U.S. Senate Majority Leader Harry Reid is upset that President Barack Obama's nominees can be filibustered. Under Senate rules, at least 60 members must vote to end debate and move forward on nominations or legislation. This week, Reid urged changing the rule to require a simple majority — but only for executive nominees.
“We're not touching judges,” Reid, D-Nev., recently proclaimed. “This is not judges. This is not legislation.”
Few take Reid at his word. No doubt, his plan is only a first step. But it's telling that Reid prioritizes executive nominees over judges. Take a step back, and this makes perfect sense: Liberals increasingly rely on regulatory agencies to enact policies through rule-making rather than legislative change. The practice undermines the small-d democratic process and public debate.
To a disturbing degree, control of regulatory agencies makes the text of actual laws irrelevant. When regulators can run wild, it doesn't matter what the law says or which judges are seated. Legal challenges to regulatory actions are prohibitively expensive; citizens often relent to regulations that may be illegal or unconstitutional. When court challenges are filed, it can take years for a case to reach a conclusion.

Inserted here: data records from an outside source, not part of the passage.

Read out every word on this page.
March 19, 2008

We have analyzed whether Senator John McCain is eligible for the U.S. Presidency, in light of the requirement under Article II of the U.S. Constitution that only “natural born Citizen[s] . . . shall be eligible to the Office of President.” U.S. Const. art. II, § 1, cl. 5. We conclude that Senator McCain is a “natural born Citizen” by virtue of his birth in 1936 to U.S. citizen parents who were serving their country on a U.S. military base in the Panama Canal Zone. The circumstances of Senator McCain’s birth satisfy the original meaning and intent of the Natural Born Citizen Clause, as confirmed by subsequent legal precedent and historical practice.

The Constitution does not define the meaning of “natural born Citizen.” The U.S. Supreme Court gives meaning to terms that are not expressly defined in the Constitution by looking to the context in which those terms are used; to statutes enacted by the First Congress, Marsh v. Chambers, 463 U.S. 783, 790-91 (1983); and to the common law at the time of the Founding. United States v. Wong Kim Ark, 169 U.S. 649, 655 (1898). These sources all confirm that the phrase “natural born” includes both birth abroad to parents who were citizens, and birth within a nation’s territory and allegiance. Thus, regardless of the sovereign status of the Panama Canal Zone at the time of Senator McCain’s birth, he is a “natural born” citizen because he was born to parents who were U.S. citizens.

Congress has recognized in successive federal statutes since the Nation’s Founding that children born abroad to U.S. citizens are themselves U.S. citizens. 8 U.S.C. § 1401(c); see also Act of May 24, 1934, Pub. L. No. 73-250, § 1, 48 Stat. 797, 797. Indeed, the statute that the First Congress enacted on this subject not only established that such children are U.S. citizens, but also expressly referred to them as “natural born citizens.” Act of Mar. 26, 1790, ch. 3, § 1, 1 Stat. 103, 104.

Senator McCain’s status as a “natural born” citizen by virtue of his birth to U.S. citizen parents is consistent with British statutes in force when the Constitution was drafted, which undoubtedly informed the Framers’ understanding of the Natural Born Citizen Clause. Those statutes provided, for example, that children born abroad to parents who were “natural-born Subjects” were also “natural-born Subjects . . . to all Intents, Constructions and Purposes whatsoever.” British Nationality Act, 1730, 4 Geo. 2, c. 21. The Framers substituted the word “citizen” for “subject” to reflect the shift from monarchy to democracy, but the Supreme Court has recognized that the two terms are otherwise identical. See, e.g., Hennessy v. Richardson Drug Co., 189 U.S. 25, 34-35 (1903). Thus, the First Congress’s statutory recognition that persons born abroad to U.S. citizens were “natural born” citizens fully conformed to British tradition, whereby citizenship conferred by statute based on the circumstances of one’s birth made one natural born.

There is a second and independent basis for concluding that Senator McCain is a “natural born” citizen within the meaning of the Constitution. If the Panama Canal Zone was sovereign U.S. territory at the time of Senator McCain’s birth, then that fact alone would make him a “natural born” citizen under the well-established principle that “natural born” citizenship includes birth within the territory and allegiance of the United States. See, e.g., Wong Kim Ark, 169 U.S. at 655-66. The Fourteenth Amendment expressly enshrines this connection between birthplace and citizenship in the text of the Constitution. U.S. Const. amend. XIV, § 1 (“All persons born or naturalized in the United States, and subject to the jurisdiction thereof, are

Among the appointments Reid sought to ram through the Senate are union-backed nominees for the National Labor Relations Board and a new head of the Environmental Protection Agency. Both entities are notorious for activism that tramples citizens' legal rights.
Courts have ruled some Obama appointees to the NLRB were illegally seated without Senate approval; subsequent decisions of the board are therefore invalid. Yet the NLRB continues to operate in defiance of unambiguous court rulings. The Supreme Court has agreed to review the issue.

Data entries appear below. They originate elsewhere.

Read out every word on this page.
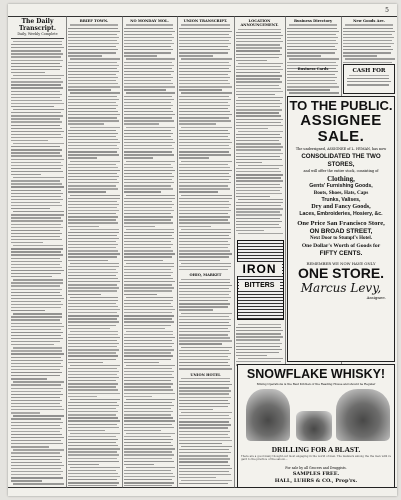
5
The Daily Transcript.
Daily, Weekly Complete
BRIEF TOWN.	NO MONDAY MOL.	UNION TRANSCRIPT.
OHIO, MARKET
UNION HOTEL
LOCATION ANNOUNCEMENT.
Business Directory	New Goods Are.
IRON
BITTERS
TO THE PUBLIC.
ASSIGNEE SALE.
The undersigned, ASSIGNEE of L. HYMAN, has now
CONSOLIDATED THE TWO STORES,
and will offer the entire stock, consisting of
Clothing,
Gents' Furnishing Goods,
Boots, Shoes, Hats, Caps
Trunks, Valises,
Dry and Fancy Goods,
Laces, Embroideries, Hosiery, &c.
One Price San Francisco Store,
ON BROAD STREET,
Next Door to Stumpf's Hotel.
One Dollar's Worth of Goods for
FIFTY CENTS.
REMEMBER WE NOW HAVE ONLY
ONE STORE.
Marcus Levy,
Assignee.
SNOWFLAKE WHISKY!
Mixing Operations is the Best Kitchen of the Reading House and should be Regular
DRILLING FOR A BLAST.
There are a good many thought-out most engaging in the world of men. The manners among the the men with regard to the practice of the saloon...
For sale by all Grocers and Druggists.
SAMPLES FREE.
HALL, LUHRS & CO., Prop'rs.
CASH FOR
Business Cards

Under Obama, the NLRB most notably, if briefly, sued Boeing for “violating federal labor law” because the company planned to open an aircraft production plant in right-to-work South Carolina rather than its home state of Washington. The lawsuit was widely seen as an illegitimate, pro-union extortion tactic.

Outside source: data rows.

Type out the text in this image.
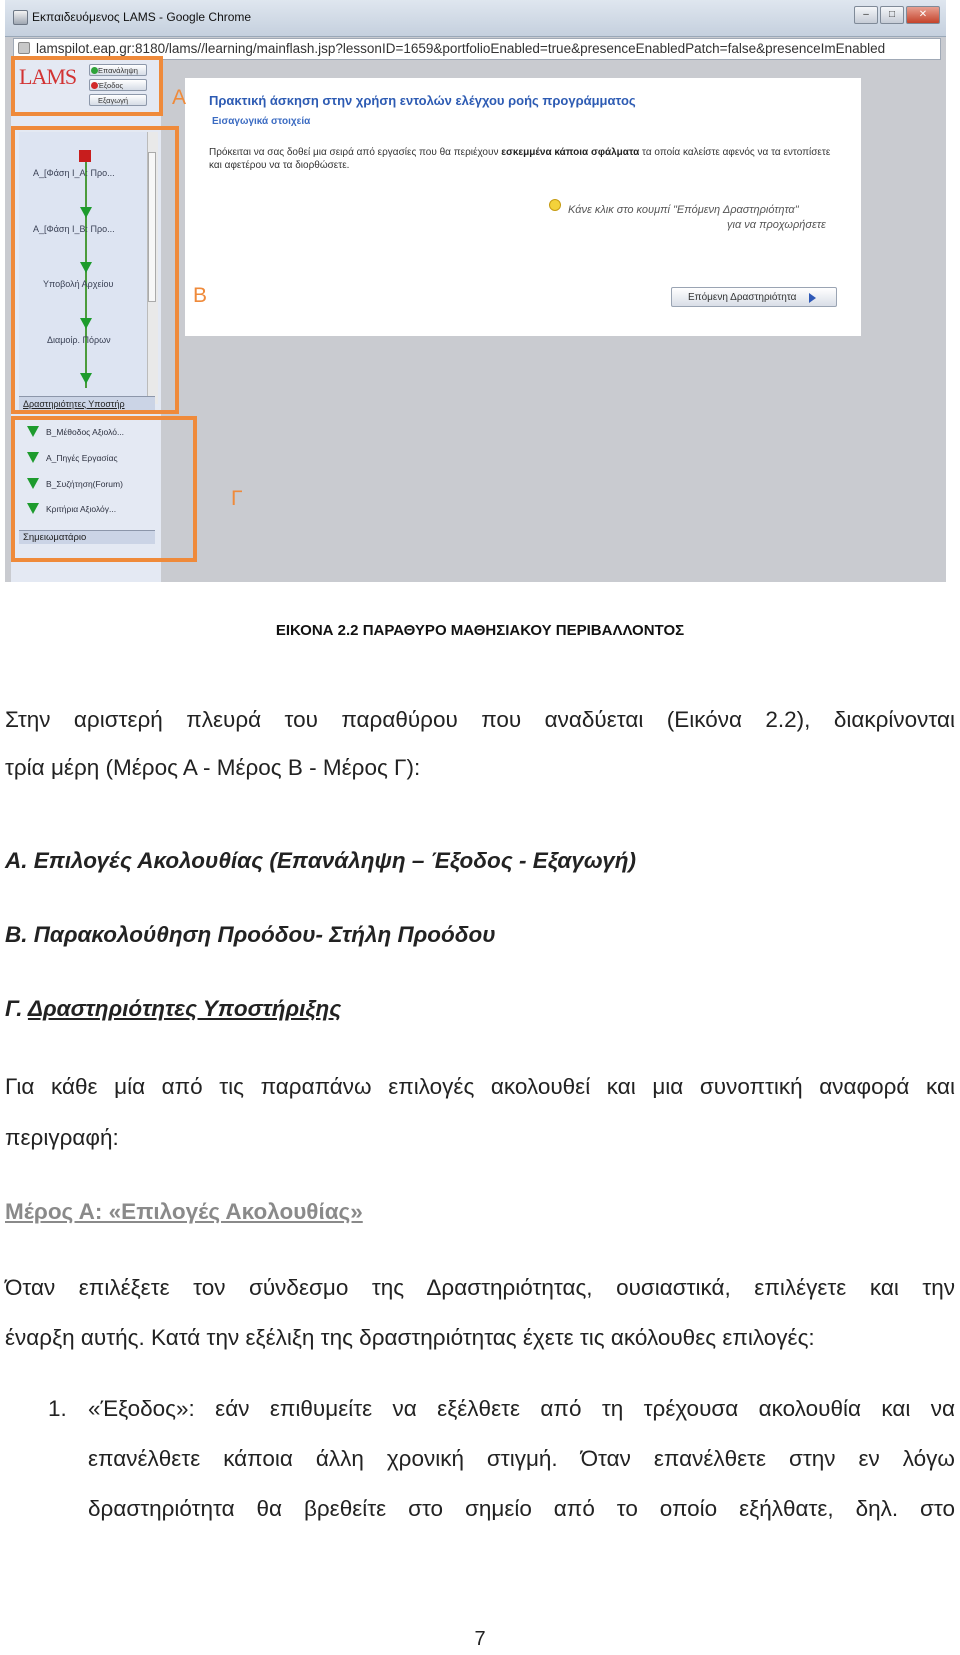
Εκπαιδευόμενος LAMS - Google Chrome	–	□	✕
lamspilot.eap.gr:8180/lams//learning/mainflash.jsp?lessonID=1659&portfolioEnabled=true&presenceEnabledPatch=false&presenceImEnabled
LAMS	Επανάληψη
Έξοδος
Εξαγωγή
A_[Φάση Ι_Α: Προ...
A_[Φάση Ι_Β: Προ...
Υποβολή Αρχείου
Διαμοίρ. Πόρων
Δραστηριότητες Υποστήρ
B_Μέθοδος Αξιολό...
A_Πηγές Εργασίας
B_Συζήτηση(Forum)
Κριτήρια Αξιολόγ...
Σημειωματάριο
Πρακτική άσκηση στην χρήση εντολών ελέγχου ροής προγράμματος
Εισαγωγικά στοιχεία
Πρόκειται να σας δοθεί μια σειρά από εργασίες που θα περιέχουν εσκεμμένα κάποια σφάλματα τα οποία καλείστε αφενός να τα εντοπίσετε και αφετέρου να τα διορθώσετε.
Κάνε κλικ στο κουμπί "Επόμενη Δραστηριότητα"
για να προχωρήσετε
Επόμενη Δραστηριότητα
A
B
Γ
ΕΙΚΟΝΑ 2.2 ΠΑΡΑΘΥΡΟ ΜΑΘΗΣΙΑΚΟΥ ΠΕΡΙΒΑΛΛΟΝΤΟΣ
Στην αριστερή πλευρά του παραθύρου που αναδύεται (Εικόνα 2.2), διακρίνονται
τρία μέρη (Μέρος Α - Μέρος Β - Μέρος Γ):
Α. Επιλογές Ακολουθίας (Επανάληψη – Έξοδος - Εξαγωγή)
Β. Παρακολούθηση Προόδου- Στήλη Προόδου
Γ. Δραστηριότητες Υποστήριξης
Για κάθε μία από τις παραπάνω επιλογές ακολουθεί και μια συνοπτική αναφορά και
περιγραφή:
Μέρος Α: «Επιλογές Ακολουθίας»
Όταν επιλέξετε τον σύνδεσμο της Δραστηριότητας, ουσιαστικά, επιλέγετε και την
έναρξη αυτής. Κατά την εξέλιξη της δραστηριότητας έχετε τις ακόλουθες επιλογές:
1. «Έξοδος»: εάν επιθυμείτε να εξέλθετε από τη τρέχουσα ακολουθία και να
επανέλθετε κάποια άλλη χρονική στιγμή. Όταν επανέλθετε στην εν λόγω
δραστηριότητα θα βρεθείτε στο σημείο από το οποίο εξήλθατε, δηλ. στο
7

As for the EPA, Oklahoma Attorney General Scott Pruitt has sued that agency over its denial of a state plan to reduce regional haze. The EPA demanded Oklahoma instead implement a federal plan that could increase local utility rates up to 20 percent over three years. Pruitt argues the EPA's actions exceed its federal Clean Air Act authority.
In a case where an Idaho couple planned to build a house, the EPA declared their two-thirds of an acre parcel was a “wetlands” although no water was on it. The couple was ordered to obey a detailed and expensive EPA compliance order or face fines of up to $75,000 per day — before the couple could seek judicial review. The couple fought back in court. In 2012 the U.S. Supreme Court ruled landowners have a right to direct, meaningful judicial review if the EPA effectively seizes property.
These are just a few examples of regulators run amok. IRS targeting of conservatives is another.
Some critics focus on Reid's filibuster hypocrisy (he routinely supported it when George W. Bush was president), or the fact that Obama nominees have been approved at a higher rate than Bush nominees. That misses the big picture.
Reid's plan isn't a debate about majority rule in the Senate. It's an effort to fast-track and empower unelected liberal bureaucrats — and substantially negate the democratic process altogether.